Hackers are People, Too. Talk with Them. Regularly.
One of the reasons we excel at prototyping is that we continually take our stuff and present it, in the proper context, directly to the people who will be using it. We excel at designing the tests around our prototypes, in order to elicit the information needed to move forward. This process could very easily be transferred to the idea of security testing.
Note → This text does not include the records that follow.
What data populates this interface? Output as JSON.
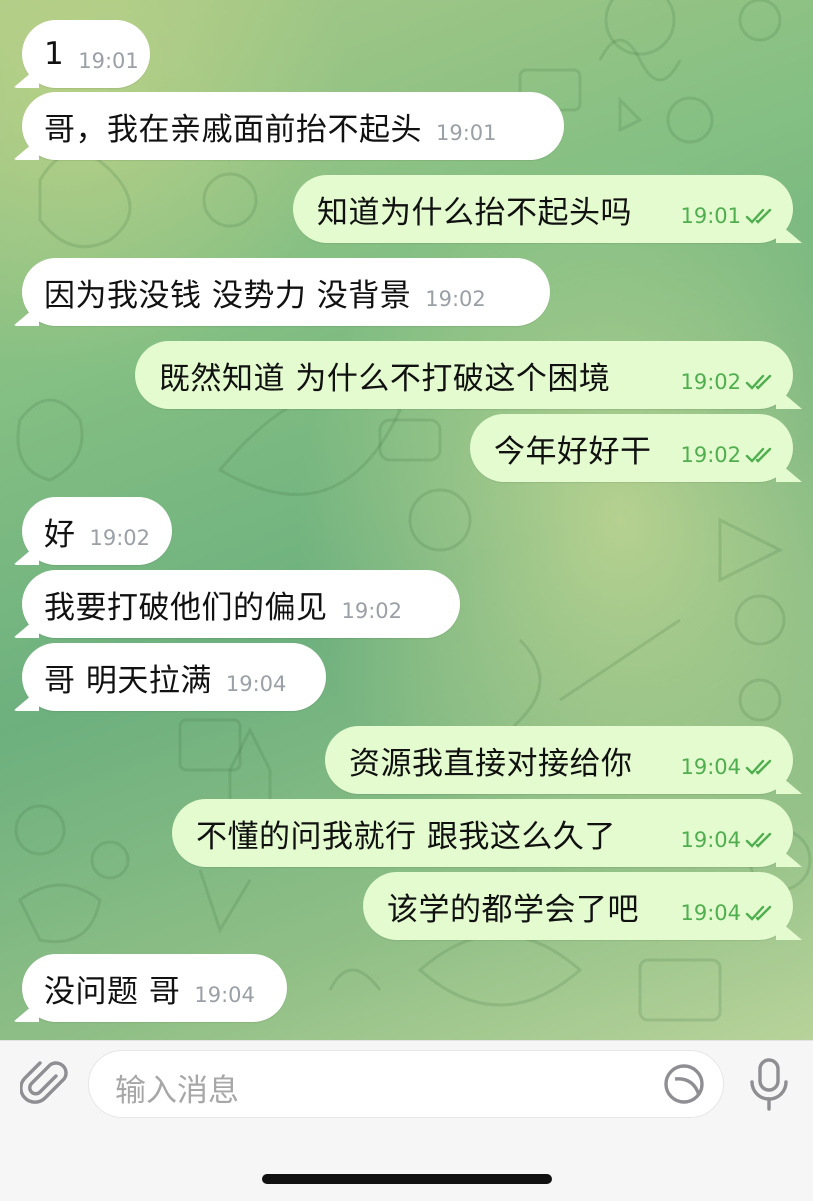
{
  "messages": [
    {
      "side": "in",
      "text": "1",
      "time": "19:01"
    },
    {
      "side": "in",
      "text": "哥，我在亲戚面前抬不起头",
      "time": "19:01"
    },
    {
      "side": "out",
      "text": "知道为什么抬不起头吗",
      "time": "19:01"
    },
    {
      "side": "in",
      "text": "因为我没钱 没势力 没背景",
      "time": "19:02"
    },
    {
      "side": "out",
      "text": "既然知道 为什么不打破这个困境",
      "time": "19:02"
    },
    {
      "side": "out",
      "text": "今年好好干",
      "time": "19:02"
    },
    {
      "side": "in",
      "text": "好",
      "time": "19:02"
    },
    {
      "side": "in",
      "text": "我要打破他们的偏见",
      "time": "19:02"
    },
    {
      "side": "in",
      "text": "哥 明天拉满",
      "time": "19:04"
    },
    {
      "side": "out",
      "text": "资源我直接对接给你",
      "time": "19:04"
    },
    {
      "side": "out",
      "text": "不懂的问我就行 跟我这么久了",
      "time": "19:04"
    },
    {
      "side": "out",
      "text": "该学的都学会了吧",
      "time": "19:04"
    },
    {
      "side": "in",
      "text": "没问题 哥",
      "time": "19:04"
    }
  ],
  "composer": {
    "placeholder": "输入消息",
    "attach_icon": "paperclip-icon",
    "sticker_icon": "sticker-icon",
    "mic_icon": "microphone-icon"
  },
  "colors": {
    "incoming_bubble": "#ffffff",
    "outgoing_bubble": "#e3fbcf",
    "outgoing_time": "#4fae4e",
    "incoming_time": "#9aa0a6"
  }
}
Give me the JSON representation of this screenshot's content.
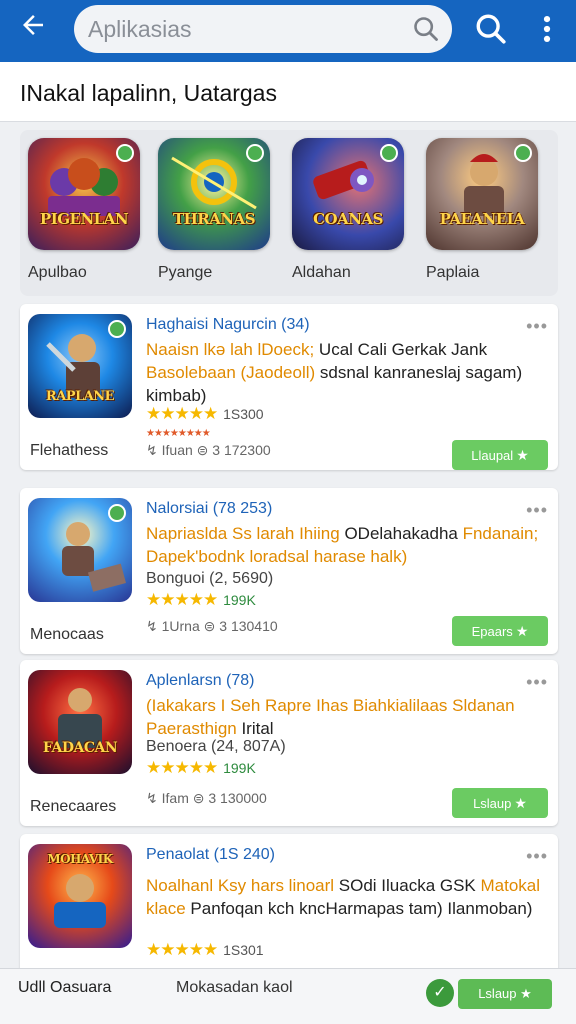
{
  "appbar": {
    "search_placeholder": "Aplikasias",
    "back_icon": "arrow-back-icon",
    "search_icon": "search-icon",
    "more_icon": "more-vert-icon",
    "color": "#1565c0"
  },
  "subheader": {
    "title": "INakal lapalinn, Uatargas"
  },
  "featured": [
    {
      "icon_text": "PIGENLAN",
      "label": "Apulbao"
    },
    {
      "icon_text": "THRANAS",
      "label": "Pyange"
    },
    {
      "icon_text": "COANAS",
      "label": "Aldahan"
    },
    {
      "icon_text": "PAEANEIA",
      "label": "Paplaia"
    }
  ],
  "cards": [
    {
      "icon_text": "RAPLANE",
      "title": "Haghaisi Nagurcin (34)",
      "desc_hl": "Naaisn lkə lah lDoeck;",
      "desc_1": " Ucal Cali Gerkak Jank",
      "desc_hl2": "Basolebaan (Jaodeoll)",
      "desc_2": " sdsnal kanraneslaj sagam) kimbab)",
      "rating_label": "",
      "rating_count": "1S300",
      "meta": "Ifuan   ⊜ 3 172300",
      "name": "Flehathess",
      "button": "Llaupal"
    },
    {
      "icon_text": "",
      "title": "Nalorsiai (78 253)",
      "desc_hl": "Napriaslda Ss larah Ihiing",
      "desc_1": " ODelahakadha",
      "desc_hl2": "Fndanain; Dapek'bodnk",
      "desc_2": " loradsal harase halk)",
      "sub": "Bonguoi (2, 5690)",
      "rating_count": "199K",
      "meta": "1Urna   ⊜ 3 130410",
      "name": "Menocaas",
      "button": "Epaars"
    },
    {
      "icon_text": "FADACAN",
      "title": "Aplenlarsn (78)",
      "desc_hl": "(Iakakars I Seh Rapre Ihas Biahkialilaas",
      "desc_1": "",
      "desc_hl2": "Sldanan Paerasthign",
      "desc_2": " Irital",
      "sub": "Benoera (24, 807A)",
      "rating_count": "199K",
      "meta": "Ifam   ⊜ 3 130000",
      "name": "Renecaares",
      "button": "Lslaup"
    },
    {
      "icon_text": "MOHAVIK",
      "title": "Penaolat (1S 240)",
      "desc_hl": "Noalhanl Ksy hars linoarl",
      "desc_1": " SOdi Iluacka GSK",
      "desc_hl2": "Matokal klace",
      "desc_2": " Panfoqan kch kncHarmapas tam) Ilanmoban)",
      "rating_count": "1S301",
      "meta": "",
      "name": "",
      "button": ""
    }
  ],
  "bottombar": {
    "left": "Udll Oasuara",
    "mid": "Mokasadan kaol",
    "button": "Lslaup"
  }
}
What if, at various stages, we presented our IoT devices to white hat hackers (these are, for the uninitiated, hackers who test and evaluate security systems for system owners) for their feedback? That would surely be a more effective way of testing for security than merely relying on academic opinion or computer models. We could easily imagine working with IoT security experts to design, arrange for, and learn from security testing. Treating hackers as end users could prove extremely beneficial to everyone involved. One of the reasons medical devices are so unprotected is because the companies that create these innovations don't have access to the hacker mindset. We don’t either, but we know how get into the heads of people who use goods and services, and could transfer this skill into the realm of security.
Make It Safe as You Make It Real
The future needs people who can imagine the worst, to complement those whose job it is to imagine the best. It’s not a fanciful idea—but one that we need to act on, if we’re going to make the future both safe and real. Let’s do it!